Где вставала ночь времен немая,
Ты раздвинул яркий горизонт.
Лемурия... Атлантида... Майя:
Ты пловец пучин времен, Бальмонт!

Максимилиан Волошин, с одной стороны, – физически – оказался во времени распада и разрушения (упадка – декаданса), когда кто-то находил от этого спасение в революционных преобразованиях, кто-то единственную возможность спастись видел в поиске опоры внутри себя. И эта эпоха поисков себя породила такие направления в искусстве, как символизм, модернизм, к которым формально можно отнести и творчество Волошина. Но – и это с другой стороны – он, пробуя эти формы как бы на ощупь, метафизически находился вне всех этих течений. Физически он нашел опору на земле Коктебеля в Крыму, духовно – как заметила Цветаева в своем очерке о Волошине «Живое о живом» – он находился над схваткой:

«Не становясь на сторону мою или моего обидчика, или, что то же, становясь на сторону и его, и мою, он просто оставался на своей, которая была вне (поля действия и нашего зрения) – внутри него и au dessus de la melee (над схваткой – фр.)» – писала она.

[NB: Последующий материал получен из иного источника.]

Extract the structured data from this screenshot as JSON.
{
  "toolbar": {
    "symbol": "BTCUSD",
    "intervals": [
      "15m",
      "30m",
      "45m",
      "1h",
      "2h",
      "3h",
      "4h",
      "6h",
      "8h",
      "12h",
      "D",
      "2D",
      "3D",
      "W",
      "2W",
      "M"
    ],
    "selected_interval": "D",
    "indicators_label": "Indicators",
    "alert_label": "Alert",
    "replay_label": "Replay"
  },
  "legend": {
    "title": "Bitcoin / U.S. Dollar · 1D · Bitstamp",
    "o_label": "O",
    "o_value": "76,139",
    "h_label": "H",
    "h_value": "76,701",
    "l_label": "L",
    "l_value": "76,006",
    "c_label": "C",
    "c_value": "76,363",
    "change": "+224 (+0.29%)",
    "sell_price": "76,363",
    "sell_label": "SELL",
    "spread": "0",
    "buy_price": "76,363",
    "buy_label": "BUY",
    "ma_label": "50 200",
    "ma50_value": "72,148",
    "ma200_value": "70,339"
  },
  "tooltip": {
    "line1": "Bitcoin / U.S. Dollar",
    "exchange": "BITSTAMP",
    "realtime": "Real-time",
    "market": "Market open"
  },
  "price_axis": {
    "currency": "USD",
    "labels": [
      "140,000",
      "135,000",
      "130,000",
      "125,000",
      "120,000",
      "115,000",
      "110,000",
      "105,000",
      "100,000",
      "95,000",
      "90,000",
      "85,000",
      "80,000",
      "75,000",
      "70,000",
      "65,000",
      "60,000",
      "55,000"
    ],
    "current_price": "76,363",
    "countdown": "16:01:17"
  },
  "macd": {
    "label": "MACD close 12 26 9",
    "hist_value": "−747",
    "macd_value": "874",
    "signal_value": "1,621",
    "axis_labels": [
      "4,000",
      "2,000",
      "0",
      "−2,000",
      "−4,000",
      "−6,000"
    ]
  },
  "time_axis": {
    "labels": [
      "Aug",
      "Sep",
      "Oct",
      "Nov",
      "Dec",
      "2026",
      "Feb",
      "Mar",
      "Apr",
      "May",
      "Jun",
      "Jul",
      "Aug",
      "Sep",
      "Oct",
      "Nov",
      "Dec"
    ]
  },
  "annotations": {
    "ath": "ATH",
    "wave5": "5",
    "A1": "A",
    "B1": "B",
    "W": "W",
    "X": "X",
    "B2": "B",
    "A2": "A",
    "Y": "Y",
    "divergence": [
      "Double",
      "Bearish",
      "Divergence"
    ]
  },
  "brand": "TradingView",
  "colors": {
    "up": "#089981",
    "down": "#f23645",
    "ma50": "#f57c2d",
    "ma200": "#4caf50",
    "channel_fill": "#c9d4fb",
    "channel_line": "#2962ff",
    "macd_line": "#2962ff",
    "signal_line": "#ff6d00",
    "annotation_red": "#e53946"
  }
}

И на этой – своей стороне – Волошин обозревал мир и взаимосвязи в нем, которые тянулись – от древности в современность, из космоса – к Земле, от человека – к человеку. Посвящение Волошина – Валерию Брюсову:

По ночам, когда в тумане
Звезды в небе время ткут,
Я ловлю разрывы ткани
В вечном кружеве минут.

Я ловлю в мгновенья эти,
Как свивается покров
Со всего, что в формах, в цвете,
Со всего, что в звуке слов.

Да, я помню мир иной –
Полустертый, непохожий,
В вашем мире я – прохожий,
Близкий всем, всему чужой.

Ряд случайных сочетаний
Мировых путей и сил
В этот мир замкнутых граней
Влил меня и воплотил.

Как ядро, к ноге прикован
Шар земной. Свершая путь,
Я не смею, зачарован,
Вниз на звезды заглянуть.
<…>
Вечность с жгучей пустотою
Неразгаданных чудес
Скрыта близкой синевою
Примиряющих небес.

Мне так радостно и ново
Все обычное для вас –
Я люблю обманность слова
И прозрачность ваших глаз.

Ваши детские понятья
Смерти, зла, любви, грехов –
Мир души, одетый в платье
Из священных лживых слов.

Гармонично и поблекло
В них мерцает мир вещей,
Как узорчатые стекла
В мгле готических церквей...

В вечных поисках истоков
Я люблю в себе следить
Жутких мыслей и пороков
Нас связующую нить.

Написано это в 1903 году в Коктебеле – в том месте земли, где единство всего со всем можно было ощутить физически. Может быть, потому что здесь царил – Волошин, натура цельная и мощная нет только телом, но и духом, который, проникая в суть материи мира и духа мира, в суть времен и событий, притягивал к себе – тех, кто также стремился познать себя и мир.

Вновь обратимся к впечатлениям Марины Цветаевой: «Пишу и вижу: голова Зевеса на могучих плечах, а на дремучих, невероятного завива кудрях, узенький полынный веночек, насущная необходимость, принимаемая дураками за стилизацию, равно как его белый парусиновый балахон… Парусина, полынь, сандалии – что чище и вечнее, и почему человек не вправе предпочитать чистое (стирающееся, как парусина, и сменяющееся, но неизменное, как сандалии и полынь) – чистое и вечное – грязному (городскому) и случайному (модному)?».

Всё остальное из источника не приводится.